For a world in which no woman needs to answer any question that would not be asked to a man in the same position
Over the last year of my life, as the general director of the agency where I work, I have been fortunate to have plenty of people show interest in my opinion on several topics, but mainly in my opinion as a female leader. Some questions have become recurring: what kind of differential do women bring to the business world? What is the difference between leading a company as a woman or as a man? Do people think that negotiating with women is easier or more enjoyable? And other related issues.
The recurrence of this approach has made me ponder on how dominant structural machismo is and how often it is invisible to many of us, women. The exercise is simple: in business, no one ever asks a man what differential he brings to the table because he is a man, or if negotiating with men is easier or more difficult, or what it is like to lead a company as a man.
What I’ve realized is that people's curiosity about my opinions is much more connected to the rarity of my position than to my vision as a leader of a business that, in this case, is not a successful chain of beauty parlors or a cake factory franchise. These are, by no means, less important than my business. A woman, however, is expected to become successful in the business areas they have always dominated, such as the universe of beauty and cuisine. I’ve become a talking point because I am a woman.
That has not discouraged me - quite the contrary – it has made me realize that I shouldn’t waste my acquired privilege (it doesn’t stem from my gender, but from my effort). I should take advantage of it to show, in every opportunity I get, why this perception bias must end. This will only happen when the presence of women in positions predominantly held by men is no longer so rare and noteworthy.
If the questions I mentioned persist, it is because the answer needs to be repeated tirelessly and from two perspectives. First of all, the differential I bring to my leadership role at a large company in the advertising market is what I am as a professional. It is my path filled with successes, failures, and learnings. My competence, my commitment, my vision of the market, and how I can operate in it in a constructive, transformative way. The relationships I’ve built during this journey. No, I don't bring more lightness, color, kindness, or glamour to my business because I'm a woman.
However, being a woman – still – affects this role in many ways. That’s when the discussion gets serious because it's not just about being a woman. It unfolds into other complexities that reveal the ill-concealed face of sexism, racism, homophobia, classism, prejudice against solo mothers, people over 50, etc. (Please complete the list if by any chance I left something out). I do not intend to disregard the fact that I may also have (incorrectly) acted with racial, social, or gender bias. Because from my non-POC, non-destitute, non-queer place, it is very easy to forget that these traits prevent individuals from getting remarkable opportunities in the market as much as or even more than my short list of challenges in this scenario: being a woman, being a solo mother, and being 50 years old.
Despite all this, the world today is a better world for all of us. The way communication has changed in recent years with hyperconnectivity, allowing social networks to turn on a blaring loudspeaker at top volume that amplifies the voices of each person who has been hampered for being a woman, for being gay, or poor, or a solo mother, or over 50, or not white. It makes it increasingly difficult or even impossible to ignore their claims. What is unanimous in all the claims is the right to equality, which is a human right. Period.
The nature of ecosystems is to find a balance, a state in which the relative populations of different species remain constant. Although the ecological balance has a dynamic character, since it is subjected to constant relationships among living beings, its destruction causes the extinction of species and puts the full development of people and society at risk. It is balance that we must pursue and protect in order to guarantee a better world and market for future generations.
The ironic beauty of this dilemma is that the ones with fewer privileges can only be granted access by those who already have it. Admitting our bias is the first step towards change.

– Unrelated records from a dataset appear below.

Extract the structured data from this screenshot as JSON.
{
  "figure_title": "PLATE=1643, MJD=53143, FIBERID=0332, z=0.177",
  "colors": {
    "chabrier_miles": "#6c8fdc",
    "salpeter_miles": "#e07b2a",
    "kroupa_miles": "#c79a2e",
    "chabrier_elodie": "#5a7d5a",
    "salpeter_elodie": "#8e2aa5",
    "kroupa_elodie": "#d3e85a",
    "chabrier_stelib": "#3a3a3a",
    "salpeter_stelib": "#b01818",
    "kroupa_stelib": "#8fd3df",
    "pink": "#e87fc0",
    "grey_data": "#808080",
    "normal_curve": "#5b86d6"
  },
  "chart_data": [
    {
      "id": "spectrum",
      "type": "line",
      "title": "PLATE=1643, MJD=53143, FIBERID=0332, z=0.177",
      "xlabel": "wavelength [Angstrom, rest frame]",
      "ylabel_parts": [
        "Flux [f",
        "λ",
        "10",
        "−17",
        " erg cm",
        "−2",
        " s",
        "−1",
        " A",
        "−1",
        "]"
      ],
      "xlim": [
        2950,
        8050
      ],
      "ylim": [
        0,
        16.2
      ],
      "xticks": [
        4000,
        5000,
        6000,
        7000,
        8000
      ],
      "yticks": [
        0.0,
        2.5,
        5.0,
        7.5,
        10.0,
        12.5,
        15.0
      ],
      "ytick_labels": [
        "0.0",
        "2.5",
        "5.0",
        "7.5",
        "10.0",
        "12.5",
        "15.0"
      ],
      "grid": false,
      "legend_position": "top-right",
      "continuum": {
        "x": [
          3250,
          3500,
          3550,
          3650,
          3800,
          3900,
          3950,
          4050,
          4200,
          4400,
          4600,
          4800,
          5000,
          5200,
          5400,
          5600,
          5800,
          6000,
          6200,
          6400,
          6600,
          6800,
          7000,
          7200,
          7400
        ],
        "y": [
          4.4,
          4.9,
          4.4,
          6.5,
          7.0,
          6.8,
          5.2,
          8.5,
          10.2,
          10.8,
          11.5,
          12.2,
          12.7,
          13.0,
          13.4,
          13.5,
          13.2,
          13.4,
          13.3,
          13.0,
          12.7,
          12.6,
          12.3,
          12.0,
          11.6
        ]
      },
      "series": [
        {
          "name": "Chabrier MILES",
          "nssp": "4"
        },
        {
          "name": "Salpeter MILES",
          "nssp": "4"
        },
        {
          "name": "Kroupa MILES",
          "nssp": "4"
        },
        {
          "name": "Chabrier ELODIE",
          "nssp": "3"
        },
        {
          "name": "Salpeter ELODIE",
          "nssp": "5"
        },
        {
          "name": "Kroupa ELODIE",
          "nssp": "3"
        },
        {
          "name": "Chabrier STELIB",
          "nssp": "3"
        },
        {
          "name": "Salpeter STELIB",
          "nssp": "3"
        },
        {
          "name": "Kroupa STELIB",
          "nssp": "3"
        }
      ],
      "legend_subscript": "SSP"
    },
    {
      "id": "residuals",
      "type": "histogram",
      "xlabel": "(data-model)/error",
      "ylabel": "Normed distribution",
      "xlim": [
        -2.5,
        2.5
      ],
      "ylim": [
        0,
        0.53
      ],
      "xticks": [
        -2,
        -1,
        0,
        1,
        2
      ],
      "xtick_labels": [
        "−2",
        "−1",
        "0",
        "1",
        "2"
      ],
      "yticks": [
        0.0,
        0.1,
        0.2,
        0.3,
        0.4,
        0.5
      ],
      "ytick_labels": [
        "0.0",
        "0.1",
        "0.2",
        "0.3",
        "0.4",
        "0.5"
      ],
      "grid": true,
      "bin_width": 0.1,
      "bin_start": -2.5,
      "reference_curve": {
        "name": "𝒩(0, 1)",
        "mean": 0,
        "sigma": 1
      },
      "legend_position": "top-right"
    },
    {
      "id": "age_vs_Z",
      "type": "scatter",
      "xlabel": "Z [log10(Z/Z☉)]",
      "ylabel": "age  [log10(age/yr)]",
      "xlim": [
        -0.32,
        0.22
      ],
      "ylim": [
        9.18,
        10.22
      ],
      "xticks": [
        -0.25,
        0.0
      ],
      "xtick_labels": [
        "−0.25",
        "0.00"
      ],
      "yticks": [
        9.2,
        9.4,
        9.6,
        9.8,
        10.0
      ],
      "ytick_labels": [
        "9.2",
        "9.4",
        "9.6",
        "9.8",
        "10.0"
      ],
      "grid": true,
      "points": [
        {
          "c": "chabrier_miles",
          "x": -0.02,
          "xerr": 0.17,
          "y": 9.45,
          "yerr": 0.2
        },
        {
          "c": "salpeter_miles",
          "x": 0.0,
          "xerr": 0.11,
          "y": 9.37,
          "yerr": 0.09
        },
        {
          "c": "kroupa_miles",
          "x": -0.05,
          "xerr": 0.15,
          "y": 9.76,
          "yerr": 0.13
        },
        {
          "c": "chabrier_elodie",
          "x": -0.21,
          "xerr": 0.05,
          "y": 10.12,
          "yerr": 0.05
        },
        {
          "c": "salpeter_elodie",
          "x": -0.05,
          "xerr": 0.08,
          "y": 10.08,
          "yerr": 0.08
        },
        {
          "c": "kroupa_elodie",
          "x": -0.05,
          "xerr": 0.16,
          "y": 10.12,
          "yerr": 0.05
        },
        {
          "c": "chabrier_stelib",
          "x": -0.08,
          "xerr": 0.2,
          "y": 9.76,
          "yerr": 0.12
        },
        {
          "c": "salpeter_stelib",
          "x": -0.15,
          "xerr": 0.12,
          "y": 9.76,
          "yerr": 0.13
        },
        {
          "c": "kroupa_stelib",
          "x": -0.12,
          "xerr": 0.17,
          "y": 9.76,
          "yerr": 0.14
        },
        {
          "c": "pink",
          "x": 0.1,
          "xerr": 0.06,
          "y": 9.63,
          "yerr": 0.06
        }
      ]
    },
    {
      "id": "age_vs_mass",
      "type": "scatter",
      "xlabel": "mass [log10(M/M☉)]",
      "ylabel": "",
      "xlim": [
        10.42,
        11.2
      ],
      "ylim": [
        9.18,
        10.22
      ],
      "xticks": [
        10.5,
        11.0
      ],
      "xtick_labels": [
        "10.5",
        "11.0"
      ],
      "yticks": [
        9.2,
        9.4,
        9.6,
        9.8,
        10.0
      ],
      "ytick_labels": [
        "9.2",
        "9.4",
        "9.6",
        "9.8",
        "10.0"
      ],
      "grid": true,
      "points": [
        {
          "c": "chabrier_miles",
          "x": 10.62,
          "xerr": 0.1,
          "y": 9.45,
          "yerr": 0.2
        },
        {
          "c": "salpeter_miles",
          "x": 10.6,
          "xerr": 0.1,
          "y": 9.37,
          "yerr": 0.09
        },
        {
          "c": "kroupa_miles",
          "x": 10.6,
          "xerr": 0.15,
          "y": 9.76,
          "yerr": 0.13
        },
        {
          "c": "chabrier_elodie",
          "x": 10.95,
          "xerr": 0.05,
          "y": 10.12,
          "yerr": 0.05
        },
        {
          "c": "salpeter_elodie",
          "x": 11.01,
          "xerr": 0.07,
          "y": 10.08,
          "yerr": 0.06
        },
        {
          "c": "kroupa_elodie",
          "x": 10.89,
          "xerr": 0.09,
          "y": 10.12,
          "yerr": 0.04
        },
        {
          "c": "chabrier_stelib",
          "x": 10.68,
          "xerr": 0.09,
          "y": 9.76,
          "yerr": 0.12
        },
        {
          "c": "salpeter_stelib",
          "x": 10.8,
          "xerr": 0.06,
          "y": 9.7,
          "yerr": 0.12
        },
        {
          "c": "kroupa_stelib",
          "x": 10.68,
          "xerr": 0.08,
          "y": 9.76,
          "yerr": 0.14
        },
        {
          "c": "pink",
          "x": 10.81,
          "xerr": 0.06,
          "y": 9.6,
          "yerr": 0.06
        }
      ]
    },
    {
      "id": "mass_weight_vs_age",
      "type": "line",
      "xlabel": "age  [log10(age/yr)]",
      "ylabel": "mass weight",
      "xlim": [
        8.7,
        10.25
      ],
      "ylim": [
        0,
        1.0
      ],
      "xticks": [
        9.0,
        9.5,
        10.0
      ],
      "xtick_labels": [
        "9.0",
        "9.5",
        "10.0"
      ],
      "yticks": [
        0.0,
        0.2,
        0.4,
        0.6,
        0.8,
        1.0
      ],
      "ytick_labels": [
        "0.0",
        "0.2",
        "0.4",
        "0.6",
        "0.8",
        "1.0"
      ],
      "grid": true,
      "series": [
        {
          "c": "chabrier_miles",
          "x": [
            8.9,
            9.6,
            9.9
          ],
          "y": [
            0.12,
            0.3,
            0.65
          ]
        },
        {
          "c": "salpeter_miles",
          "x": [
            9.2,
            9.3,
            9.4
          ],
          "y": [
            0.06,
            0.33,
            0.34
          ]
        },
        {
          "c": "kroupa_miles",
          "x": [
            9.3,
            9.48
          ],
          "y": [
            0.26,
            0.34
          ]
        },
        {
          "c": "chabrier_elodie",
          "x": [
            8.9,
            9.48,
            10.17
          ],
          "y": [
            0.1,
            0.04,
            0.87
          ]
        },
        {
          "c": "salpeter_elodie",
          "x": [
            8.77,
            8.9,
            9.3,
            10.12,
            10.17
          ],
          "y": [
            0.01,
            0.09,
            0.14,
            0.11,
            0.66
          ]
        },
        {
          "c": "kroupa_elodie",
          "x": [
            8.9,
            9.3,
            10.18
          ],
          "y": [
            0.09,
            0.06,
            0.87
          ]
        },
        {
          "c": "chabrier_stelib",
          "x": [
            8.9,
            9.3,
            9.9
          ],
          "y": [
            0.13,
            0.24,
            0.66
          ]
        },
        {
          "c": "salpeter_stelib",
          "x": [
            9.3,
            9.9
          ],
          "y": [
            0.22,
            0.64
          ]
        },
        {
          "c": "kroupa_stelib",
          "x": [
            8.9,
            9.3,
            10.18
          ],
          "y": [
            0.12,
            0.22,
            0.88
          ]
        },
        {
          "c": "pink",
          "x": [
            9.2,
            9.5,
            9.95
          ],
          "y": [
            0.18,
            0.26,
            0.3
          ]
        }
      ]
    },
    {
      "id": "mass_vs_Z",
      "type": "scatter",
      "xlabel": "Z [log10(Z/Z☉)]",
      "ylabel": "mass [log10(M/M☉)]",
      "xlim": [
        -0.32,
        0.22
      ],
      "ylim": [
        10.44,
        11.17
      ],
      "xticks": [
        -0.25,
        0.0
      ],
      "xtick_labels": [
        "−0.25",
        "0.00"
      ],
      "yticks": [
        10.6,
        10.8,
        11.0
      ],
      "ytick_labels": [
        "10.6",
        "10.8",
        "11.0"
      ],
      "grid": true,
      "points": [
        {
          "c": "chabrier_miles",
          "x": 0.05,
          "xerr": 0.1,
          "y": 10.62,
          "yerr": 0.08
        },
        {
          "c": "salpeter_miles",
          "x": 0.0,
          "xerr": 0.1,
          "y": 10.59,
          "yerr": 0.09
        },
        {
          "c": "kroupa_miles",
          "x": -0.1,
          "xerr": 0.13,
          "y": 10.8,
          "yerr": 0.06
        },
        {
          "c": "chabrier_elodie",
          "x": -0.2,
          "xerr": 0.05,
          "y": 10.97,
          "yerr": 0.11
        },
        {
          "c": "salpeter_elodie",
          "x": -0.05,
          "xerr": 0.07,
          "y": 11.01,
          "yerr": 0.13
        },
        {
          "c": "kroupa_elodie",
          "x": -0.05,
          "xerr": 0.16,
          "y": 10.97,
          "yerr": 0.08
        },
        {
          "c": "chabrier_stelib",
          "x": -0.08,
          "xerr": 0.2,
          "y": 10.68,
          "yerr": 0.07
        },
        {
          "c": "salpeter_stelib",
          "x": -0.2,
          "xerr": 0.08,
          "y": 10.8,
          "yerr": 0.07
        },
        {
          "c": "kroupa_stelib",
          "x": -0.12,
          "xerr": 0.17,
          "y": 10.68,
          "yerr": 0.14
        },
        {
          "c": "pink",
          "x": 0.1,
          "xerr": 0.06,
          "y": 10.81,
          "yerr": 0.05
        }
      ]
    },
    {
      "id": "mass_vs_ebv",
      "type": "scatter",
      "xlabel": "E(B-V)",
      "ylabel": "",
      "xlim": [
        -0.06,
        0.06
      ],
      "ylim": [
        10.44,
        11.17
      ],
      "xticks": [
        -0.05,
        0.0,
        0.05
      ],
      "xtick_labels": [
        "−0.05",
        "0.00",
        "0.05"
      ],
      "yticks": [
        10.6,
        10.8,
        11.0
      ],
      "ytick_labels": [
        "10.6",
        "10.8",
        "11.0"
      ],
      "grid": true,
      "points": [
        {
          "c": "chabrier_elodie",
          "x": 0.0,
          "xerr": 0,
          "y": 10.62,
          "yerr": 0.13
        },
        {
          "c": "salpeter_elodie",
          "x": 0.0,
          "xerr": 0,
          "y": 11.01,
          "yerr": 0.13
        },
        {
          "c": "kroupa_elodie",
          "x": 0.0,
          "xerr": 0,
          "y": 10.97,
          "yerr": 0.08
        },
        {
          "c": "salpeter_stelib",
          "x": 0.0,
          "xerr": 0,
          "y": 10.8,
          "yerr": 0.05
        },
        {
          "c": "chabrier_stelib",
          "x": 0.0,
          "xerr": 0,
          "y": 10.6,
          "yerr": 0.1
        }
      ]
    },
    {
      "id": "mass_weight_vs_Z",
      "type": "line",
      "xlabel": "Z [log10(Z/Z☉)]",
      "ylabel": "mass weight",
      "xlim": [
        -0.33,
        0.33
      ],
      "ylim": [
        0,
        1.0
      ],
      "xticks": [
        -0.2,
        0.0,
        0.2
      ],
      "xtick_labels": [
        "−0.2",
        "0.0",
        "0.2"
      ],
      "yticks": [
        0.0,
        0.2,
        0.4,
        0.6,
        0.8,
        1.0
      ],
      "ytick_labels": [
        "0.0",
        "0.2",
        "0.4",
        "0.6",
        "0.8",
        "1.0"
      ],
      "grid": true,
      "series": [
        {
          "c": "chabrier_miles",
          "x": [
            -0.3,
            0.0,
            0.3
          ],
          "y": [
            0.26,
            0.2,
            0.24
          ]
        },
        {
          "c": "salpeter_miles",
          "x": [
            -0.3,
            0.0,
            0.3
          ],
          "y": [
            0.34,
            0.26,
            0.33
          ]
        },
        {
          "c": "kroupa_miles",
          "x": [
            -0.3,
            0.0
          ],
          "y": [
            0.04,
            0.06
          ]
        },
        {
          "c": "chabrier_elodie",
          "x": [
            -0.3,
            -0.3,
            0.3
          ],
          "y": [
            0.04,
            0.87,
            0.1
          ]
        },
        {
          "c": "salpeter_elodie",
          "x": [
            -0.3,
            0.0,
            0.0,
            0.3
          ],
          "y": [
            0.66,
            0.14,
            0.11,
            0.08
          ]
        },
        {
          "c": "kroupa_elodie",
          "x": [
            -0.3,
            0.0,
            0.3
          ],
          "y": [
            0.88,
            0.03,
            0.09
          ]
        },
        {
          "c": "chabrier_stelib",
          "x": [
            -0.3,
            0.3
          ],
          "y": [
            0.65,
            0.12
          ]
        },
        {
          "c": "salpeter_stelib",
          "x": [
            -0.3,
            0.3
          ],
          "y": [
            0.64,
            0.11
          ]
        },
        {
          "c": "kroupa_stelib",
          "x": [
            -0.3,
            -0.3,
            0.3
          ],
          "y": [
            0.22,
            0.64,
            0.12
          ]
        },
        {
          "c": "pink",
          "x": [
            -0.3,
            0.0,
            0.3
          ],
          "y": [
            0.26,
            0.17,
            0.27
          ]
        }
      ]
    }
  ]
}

Understanding ourselves as sexist, racist, homophobic, prejudiced against what is opposite or different from us, and feeling uncomfortable are what will actually make us effective agents in eradicating prejudices and finding the necessary balance.
It is imperative that we work now in our companies, at all levels, to include a generation of new women - and queer people, and people of color, and people of all ages and from all socioeconomic backgrounds - by means of structured programs and corporate policies supported by the leaders, and not just because of our goodwill, let alone to draw attention to ourselves and turn us into talking points. We need to raise our men to be ready to see women rightfully as equals. This is the world that I want. A world in which no woman needs to answer any question that would not be asked to a man in the same position
Because of my frankness, this may be my last talking point. Still, if some people listen and understand, it will be worth it.